Toujours des voies déjà tracées par les Européens. Mais c’est vrai, c’est à leur école qu’on a été, c’est leur théorie qu’on applique, c’est leur logique qu’on connaît. Et tout se passe comme si en dehors de cela, pas de salut. Parfois même, certains intellectuels audacieux qui tentent d’indiquer des voies innovantes et endogènes sont marginalisés, s’ils ne sont pas ignorés ou simplement ridiculisés.
Pourtant, il faut chercher des solutions courageusement, obstinément en pensant à cette réflexion de Cheikh Anta Diop qui disait en wolof : ku am tànk da ngay dox («quand on a des pieds on marche») et il ajoutait, kenn mënula dëkk ci ñu lay tunoob rekk («on ne peut demeurer un éternel assisté»). Il faut oser couper le cordon ombilical comme nos gouvernements ne semblent plus pouvoir le faire.
A ce sujet, la naissance et la multiplication d’organisations de la société civile, véritablement patriotes et indépendants nous semble une solution à explorer. Ce qui s’est passé récemment au Congo avec des associations qui se sont coalisées pour empêcher le changement de la constitution, est un exemple de la capacité de ces associations à imposer des solutions pour faire cesser certaines dérives. Et si à l’échelle du continent, ce mouvement se développe, chaque fois que la volonté des peuples est bafouée, il faudra organiser «ce déferlement patriotique» pour l’empêcher.
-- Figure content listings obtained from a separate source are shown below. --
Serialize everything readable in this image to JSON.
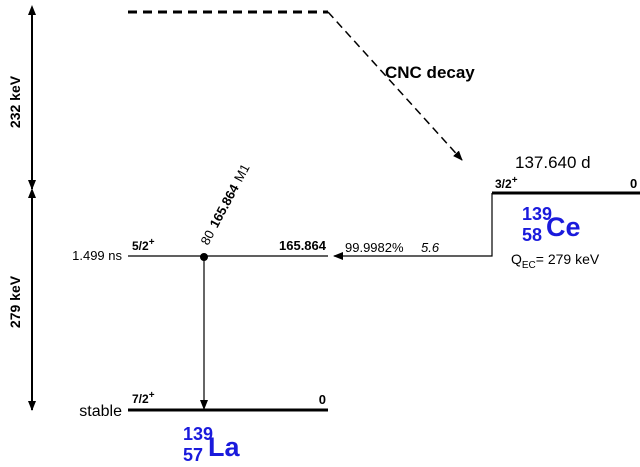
{
  "spans": [
    "232 keV",
    "279 keV"
  ],
  "cnc_decay": "CNC decay",
  "parent": {
    "half_life": "137.640 d",
    "spin": "3/2",
    "parity": "+",
    "energy": "0",
    "mass": "139",
    "z": "58",
    "symbol": "Ce",
    "q_symbol": "Q",
    "q_subscript": "EC",
    "q_value": "= 279 keV"
  },
  "feeding": {
    "branching": "99.9982%",
    "log_ft": "5.6"
  },
  "gamma": {
    "intensity": "80",
    "energy": "165.864",
    "multipolarity": "M1"
  },
  "daughter": {
    "mass": "139",
    "z": "57",
    "symbol": "La",
    "levels": [
      {
        "half_life": "1.499 ns",
        "spin": "5/2",
        "parity": "+",
        "energy": "165.864"
      },
      {
        "half_life": "stable",
        "spin": "7/2",
        "parity": "+",
        "energy": "0"
      }
    ]
  }
}
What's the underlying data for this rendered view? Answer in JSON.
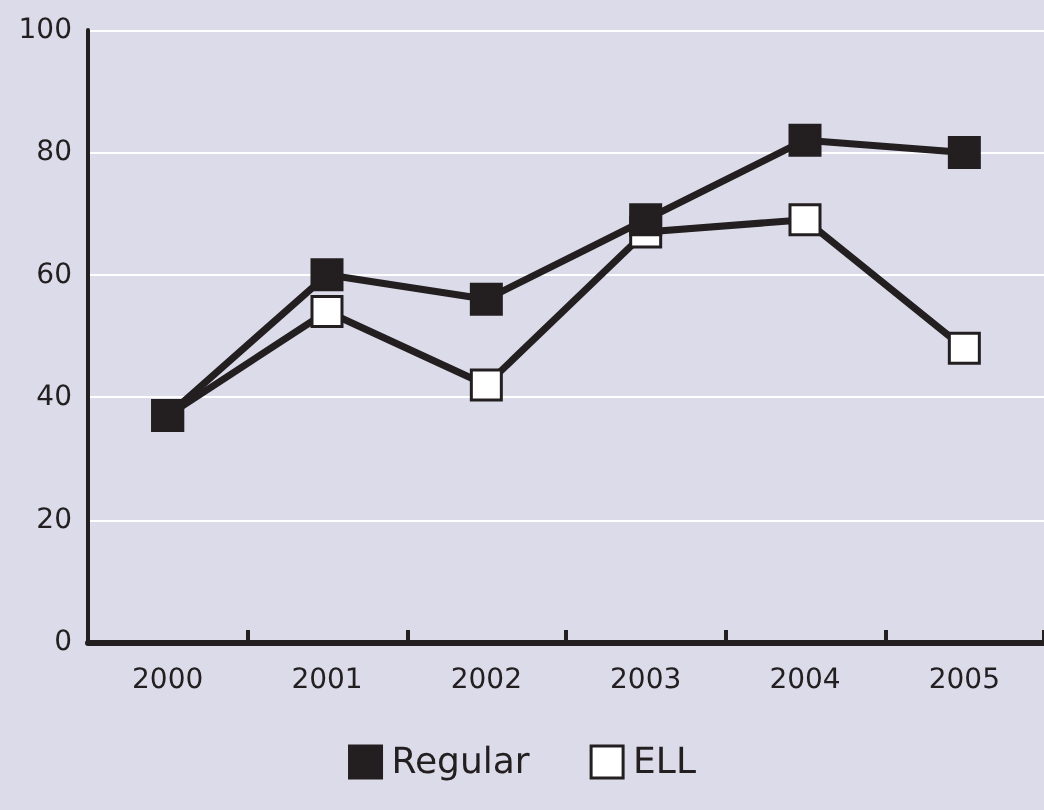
{
  "chart_data": {
    "type": "line",
    "categories": [
      "2000",
      "2001",
      "2002",
      "2003",
      "2004",
      "2005"
    ],
    "series": [
      {
        "name": "Regular",
        "color": "#231f20",
        "values": [
          37,
          60,
          56,
          69,
          82,
          80
        ]
      },
      {
        "name": "ELL",
        "color": "#ffffff",
        "values": [
          37,
          54,
          42,
          67,
          69,
          48
        ]
      }
    ],
    "ylim": [
      0,
      100
    ],
    "yticks": [
      0,
      20,
      40,
      60,
      80,
      100
    ],
    "grid": "y",
    "legend": "bottom",
    "marker": "square",
    "line_style": "solid"
  }
}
De la même manière, la création d’une panafricaine d’intellectuels africains indépendants financé par tous les pays africains, ayant pour objectif principal de réfléchir sur des solutions radicales et endogènes pour l’émancipation de notre continent, nous semble impérieuse. Car que pouvons-nous espérer de l’Occident (Amérique et Europe) si ce n’est les valeurs de travail, d’endurance qui ont permis de bâtir ces deux continents ?
A bien regarder les choses, la dernière trouvaille du monde «civilisé» est le renforcement des mesures drastiques qu’on nous applique, le refoulement systématique de ceux qui ont été piégés par la propagande de l’image de ces pays présentés comme l’éden, à travers surtout des téléfilms et tout dernièrement avec la légalisation de la justice américaine, «le mariage pour tous», maintenant accepté par presque tout l’occident.
Et puisque la population mondiale fait 7 324 782 000 âmes (chiffre de 2015), il faut espérer que cela ne soit pas une autre manière de ressusciter le malthusianisme, car des couples «homogènes», (hommes-hommes et femmes-femmes) ne produisent pas.